A total of 2,600 shops and stores fell into insolvency in 2018, following 1,400 closures in 2017. The number of business failures of large retailers also rose -- particularly in the textiles and footwear segment due to unseasonal weather conditions, poor buying patterns and increased import costs, according to a report from trade credit insurer, Atradius. It forecasts a further increase in retail insolvencies of 5% this year alongside a deeper deterioration in profits. The current gloomy climate for retail has led experts at Atradius to downgrade its performance outlook of the sector from ‘fair’ to ‘poor’.
Head of underwriting for Atradius UK, Simon Rockett said the sector has several factors working against it, including high economic uncertainty, lower-than-expected GDP growth, a fall in consumer confidence and low sentiment. “Uncertainty linked mainly to Brexit has hampered consumer spending as well as slowing business investment, creating tougher trading conditions. The subsequent slump in sales and postponement of investment decisions has ramifications for large and small retail businesses alike; the industry is undergoing a period of correction and those who fail to adapt will face serious trouble,” he said.

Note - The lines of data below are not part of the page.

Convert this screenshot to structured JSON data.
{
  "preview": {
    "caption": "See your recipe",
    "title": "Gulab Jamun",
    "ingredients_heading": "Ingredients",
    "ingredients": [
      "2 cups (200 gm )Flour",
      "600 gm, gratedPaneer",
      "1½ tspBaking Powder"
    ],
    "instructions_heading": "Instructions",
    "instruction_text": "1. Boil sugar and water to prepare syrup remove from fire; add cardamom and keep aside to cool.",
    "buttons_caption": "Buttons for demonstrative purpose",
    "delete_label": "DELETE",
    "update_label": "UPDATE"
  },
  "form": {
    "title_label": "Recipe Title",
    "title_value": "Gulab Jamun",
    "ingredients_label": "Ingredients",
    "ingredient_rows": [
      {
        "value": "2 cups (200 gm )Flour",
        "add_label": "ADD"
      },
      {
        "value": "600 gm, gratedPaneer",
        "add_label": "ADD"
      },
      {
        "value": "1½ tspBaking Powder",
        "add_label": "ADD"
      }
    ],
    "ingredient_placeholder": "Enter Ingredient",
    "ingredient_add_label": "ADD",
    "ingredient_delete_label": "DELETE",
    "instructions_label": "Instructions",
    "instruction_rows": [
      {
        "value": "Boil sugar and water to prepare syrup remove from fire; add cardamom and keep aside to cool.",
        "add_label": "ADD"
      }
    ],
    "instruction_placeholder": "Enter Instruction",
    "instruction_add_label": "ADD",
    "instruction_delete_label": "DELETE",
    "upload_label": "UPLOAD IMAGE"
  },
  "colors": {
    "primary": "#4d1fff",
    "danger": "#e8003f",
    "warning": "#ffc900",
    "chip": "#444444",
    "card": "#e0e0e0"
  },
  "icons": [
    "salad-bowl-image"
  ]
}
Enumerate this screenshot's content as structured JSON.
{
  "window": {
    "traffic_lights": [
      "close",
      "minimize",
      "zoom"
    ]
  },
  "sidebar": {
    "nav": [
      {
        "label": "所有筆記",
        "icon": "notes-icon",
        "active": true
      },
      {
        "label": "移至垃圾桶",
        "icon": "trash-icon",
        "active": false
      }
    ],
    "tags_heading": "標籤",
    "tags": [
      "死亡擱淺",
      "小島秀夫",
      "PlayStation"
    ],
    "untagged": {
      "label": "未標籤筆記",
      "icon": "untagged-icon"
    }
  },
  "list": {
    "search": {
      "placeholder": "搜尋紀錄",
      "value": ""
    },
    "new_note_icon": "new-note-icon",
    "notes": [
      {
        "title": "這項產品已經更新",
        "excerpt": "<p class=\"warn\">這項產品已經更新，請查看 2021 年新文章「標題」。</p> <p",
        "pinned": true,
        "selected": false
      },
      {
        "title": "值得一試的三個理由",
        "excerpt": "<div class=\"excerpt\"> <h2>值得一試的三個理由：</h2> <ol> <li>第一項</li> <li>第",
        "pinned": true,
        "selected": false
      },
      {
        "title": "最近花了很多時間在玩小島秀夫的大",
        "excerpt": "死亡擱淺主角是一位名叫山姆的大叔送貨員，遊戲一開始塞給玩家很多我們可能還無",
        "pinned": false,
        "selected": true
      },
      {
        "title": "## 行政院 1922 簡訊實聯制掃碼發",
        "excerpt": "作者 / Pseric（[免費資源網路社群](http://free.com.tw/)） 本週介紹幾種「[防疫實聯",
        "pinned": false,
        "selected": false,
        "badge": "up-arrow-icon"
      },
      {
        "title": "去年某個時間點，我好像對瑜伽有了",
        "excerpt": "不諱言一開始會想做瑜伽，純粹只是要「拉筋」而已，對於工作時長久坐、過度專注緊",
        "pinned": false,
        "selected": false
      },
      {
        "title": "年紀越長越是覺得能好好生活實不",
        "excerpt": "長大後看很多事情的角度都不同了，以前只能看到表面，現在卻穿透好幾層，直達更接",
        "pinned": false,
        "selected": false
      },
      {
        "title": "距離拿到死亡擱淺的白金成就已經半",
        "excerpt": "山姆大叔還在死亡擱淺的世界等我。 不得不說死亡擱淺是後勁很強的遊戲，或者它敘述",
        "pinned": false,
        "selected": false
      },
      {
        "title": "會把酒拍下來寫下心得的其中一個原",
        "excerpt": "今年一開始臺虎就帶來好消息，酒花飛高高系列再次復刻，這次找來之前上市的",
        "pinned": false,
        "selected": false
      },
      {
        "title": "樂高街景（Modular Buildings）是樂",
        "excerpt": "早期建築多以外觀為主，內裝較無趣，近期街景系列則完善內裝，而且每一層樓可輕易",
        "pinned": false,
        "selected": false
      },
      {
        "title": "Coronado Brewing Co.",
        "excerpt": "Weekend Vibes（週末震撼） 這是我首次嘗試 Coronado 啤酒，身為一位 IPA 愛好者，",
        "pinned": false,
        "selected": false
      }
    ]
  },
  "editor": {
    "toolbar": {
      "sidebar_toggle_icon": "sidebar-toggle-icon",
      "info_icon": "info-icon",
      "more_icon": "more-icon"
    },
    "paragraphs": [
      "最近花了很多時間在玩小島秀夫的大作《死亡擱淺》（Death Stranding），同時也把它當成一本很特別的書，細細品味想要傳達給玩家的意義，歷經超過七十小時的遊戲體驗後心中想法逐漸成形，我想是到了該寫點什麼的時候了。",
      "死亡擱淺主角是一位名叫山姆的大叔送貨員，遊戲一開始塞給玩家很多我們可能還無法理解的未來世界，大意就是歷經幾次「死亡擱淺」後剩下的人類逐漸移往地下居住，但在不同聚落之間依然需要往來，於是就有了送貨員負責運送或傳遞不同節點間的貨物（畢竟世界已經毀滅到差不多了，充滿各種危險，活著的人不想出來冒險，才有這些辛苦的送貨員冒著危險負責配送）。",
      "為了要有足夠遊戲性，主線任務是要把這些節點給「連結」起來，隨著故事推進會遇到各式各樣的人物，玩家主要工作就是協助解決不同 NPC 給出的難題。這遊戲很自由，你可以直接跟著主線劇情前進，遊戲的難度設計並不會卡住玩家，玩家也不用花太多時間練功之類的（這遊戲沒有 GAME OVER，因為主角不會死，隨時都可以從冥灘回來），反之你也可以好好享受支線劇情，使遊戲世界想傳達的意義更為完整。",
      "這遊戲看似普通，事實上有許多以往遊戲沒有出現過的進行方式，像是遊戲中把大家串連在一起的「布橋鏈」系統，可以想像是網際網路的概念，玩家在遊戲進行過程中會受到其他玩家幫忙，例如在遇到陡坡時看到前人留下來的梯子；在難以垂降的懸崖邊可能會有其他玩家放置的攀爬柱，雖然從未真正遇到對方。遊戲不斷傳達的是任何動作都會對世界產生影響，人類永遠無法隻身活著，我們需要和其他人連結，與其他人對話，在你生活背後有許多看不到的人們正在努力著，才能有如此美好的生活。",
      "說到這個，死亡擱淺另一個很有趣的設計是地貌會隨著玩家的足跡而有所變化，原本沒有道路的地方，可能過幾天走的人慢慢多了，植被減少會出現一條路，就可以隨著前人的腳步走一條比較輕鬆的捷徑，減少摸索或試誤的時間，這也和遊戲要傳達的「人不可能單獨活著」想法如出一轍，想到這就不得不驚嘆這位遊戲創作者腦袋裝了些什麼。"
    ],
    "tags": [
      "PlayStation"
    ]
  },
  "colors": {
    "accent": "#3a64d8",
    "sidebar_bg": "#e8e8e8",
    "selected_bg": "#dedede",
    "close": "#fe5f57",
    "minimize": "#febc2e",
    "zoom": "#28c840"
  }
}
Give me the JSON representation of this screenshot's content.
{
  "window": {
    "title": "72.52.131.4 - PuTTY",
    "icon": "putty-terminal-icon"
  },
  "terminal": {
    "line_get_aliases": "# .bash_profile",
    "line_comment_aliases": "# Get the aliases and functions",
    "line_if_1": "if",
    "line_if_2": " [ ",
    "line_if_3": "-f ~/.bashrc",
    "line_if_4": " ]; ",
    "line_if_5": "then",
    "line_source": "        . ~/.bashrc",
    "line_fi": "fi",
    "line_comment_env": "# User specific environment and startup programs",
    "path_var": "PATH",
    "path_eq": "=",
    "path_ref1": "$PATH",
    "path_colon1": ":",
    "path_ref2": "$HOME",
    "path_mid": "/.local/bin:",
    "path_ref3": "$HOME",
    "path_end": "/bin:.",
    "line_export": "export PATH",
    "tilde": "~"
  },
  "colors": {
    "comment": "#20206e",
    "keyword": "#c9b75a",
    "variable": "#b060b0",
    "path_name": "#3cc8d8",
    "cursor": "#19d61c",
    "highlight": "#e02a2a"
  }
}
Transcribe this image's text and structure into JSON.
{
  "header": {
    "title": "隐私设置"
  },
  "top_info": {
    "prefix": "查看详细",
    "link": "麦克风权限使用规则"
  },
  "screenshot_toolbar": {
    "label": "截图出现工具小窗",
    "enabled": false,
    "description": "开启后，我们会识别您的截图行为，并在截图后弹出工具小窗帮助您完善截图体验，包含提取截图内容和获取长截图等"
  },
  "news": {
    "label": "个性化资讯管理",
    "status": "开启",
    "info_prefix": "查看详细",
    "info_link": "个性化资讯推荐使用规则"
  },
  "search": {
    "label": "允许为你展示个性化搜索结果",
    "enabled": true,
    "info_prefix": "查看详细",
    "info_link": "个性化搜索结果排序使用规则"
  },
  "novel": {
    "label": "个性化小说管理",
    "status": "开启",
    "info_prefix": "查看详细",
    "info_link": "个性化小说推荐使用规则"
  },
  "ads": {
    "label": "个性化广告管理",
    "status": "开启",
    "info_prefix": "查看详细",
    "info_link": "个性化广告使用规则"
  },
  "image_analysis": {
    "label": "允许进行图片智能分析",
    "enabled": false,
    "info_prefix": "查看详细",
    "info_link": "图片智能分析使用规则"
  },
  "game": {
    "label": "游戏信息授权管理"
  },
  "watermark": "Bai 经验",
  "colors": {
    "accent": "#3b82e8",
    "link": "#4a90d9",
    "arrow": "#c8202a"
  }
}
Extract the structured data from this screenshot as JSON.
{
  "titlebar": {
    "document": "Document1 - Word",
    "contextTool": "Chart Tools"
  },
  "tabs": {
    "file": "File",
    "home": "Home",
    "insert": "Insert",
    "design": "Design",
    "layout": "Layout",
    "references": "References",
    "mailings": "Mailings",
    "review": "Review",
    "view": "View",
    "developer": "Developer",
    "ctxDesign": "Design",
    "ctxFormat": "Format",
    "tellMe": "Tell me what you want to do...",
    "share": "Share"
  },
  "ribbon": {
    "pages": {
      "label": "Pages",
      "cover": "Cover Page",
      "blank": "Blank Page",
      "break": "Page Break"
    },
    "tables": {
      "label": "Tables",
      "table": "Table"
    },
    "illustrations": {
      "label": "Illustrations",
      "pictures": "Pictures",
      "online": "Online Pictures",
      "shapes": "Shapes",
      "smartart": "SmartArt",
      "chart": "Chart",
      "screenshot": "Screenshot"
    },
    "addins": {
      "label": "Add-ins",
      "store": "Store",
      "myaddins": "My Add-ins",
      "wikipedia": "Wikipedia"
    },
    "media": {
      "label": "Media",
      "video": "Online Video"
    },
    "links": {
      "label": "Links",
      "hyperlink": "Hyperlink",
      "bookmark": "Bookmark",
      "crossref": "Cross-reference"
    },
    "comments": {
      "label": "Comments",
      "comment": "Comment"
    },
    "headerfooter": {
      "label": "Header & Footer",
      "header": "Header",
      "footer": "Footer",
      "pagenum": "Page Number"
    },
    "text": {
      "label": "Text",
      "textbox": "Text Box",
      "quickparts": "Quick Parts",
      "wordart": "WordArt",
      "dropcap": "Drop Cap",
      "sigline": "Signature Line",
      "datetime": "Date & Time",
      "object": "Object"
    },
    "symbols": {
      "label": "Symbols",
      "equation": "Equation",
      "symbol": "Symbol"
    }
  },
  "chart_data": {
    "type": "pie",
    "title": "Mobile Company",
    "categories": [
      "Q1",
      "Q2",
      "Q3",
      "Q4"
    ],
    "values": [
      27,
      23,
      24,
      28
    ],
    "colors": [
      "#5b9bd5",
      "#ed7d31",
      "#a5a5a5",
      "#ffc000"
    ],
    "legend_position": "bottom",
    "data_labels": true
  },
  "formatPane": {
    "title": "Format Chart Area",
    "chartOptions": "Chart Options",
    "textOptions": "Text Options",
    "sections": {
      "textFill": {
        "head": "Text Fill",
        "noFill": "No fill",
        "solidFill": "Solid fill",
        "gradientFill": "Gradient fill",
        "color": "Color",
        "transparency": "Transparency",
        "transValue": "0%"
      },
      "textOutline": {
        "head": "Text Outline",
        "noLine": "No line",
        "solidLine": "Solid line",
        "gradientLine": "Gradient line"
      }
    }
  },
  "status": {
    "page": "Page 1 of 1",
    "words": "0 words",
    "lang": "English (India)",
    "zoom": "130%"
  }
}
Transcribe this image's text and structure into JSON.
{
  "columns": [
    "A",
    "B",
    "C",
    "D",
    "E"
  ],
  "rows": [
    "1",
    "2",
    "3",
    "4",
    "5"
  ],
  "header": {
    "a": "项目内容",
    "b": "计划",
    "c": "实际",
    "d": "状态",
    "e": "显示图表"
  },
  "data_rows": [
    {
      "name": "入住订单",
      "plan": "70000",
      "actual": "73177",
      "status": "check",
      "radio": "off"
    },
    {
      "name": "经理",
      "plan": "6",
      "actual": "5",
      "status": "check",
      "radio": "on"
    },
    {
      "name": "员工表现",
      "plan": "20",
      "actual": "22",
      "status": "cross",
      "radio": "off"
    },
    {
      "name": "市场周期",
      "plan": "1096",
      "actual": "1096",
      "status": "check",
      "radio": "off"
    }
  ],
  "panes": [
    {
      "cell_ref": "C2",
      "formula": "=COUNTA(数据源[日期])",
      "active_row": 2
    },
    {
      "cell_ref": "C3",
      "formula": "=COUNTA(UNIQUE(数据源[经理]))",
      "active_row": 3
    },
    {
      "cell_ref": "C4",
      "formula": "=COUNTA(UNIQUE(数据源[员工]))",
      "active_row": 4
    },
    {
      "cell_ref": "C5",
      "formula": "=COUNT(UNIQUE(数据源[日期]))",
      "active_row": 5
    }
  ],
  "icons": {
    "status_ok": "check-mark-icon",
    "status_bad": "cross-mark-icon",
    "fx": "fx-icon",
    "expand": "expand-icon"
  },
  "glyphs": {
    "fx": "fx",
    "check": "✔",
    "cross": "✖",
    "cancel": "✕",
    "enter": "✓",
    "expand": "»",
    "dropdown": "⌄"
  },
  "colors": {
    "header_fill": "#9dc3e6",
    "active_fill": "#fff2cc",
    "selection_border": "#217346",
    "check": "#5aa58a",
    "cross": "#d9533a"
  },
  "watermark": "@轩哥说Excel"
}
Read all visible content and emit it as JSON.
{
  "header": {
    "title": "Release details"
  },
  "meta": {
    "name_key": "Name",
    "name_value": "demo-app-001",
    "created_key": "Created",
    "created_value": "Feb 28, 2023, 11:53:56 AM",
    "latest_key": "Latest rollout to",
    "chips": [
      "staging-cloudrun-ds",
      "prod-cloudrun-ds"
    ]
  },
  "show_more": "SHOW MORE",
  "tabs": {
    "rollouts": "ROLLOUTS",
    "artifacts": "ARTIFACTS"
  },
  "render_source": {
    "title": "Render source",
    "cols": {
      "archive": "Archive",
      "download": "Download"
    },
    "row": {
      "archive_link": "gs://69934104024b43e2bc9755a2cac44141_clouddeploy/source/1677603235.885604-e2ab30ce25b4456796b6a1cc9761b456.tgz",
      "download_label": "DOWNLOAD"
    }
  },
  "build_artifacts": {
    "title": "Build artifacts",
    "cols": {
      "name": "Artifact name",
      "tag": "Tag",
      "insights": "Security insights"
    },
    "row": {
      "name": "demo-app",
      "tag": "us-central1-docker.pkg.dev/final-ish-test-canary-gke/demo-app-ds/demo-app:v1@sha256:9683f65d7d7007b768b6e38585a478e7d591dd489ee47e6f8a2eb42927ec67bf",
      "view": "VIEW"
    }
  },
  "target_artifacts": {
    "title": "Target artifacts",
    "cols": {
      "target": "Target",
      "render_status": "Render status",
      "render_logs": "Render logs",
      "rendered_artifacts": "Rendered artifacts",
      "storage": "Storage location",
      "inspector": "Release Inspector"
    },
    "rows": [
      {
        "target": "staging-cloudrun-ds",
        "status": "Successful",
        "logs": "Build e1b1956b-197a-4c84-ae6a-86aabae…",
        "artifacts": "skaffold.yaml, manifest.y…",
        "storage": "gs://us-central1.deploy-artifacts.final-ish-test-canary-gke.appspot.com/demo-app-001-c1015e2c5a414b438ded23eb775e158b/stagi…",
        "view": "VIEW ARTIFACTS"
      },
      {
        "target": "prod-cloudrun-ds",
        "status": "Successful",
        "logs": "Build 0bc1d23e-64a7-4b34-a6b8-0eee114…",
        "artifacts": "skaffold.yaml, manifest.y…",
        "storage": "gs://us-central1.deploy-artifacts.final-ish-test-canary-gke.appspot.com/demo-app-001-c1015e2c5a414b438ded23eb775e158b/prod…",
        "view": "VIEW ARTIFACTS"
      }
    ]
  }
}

Analysing retail subsectors, the ‘Atradius Market Monitor’ suggests that while sales of household appliances have so far shown some resilience, furniture retail has been impacted by lower demand and higher input prices due to a weaker sterling, as furniture heavily relies on raw material imports. In the consumer electronics segment, low levels of innovation and longer product life cycles have led to difficult market conditions whilst changes in consumer buying patterns mean that retailers are under pressure to adapt their offering.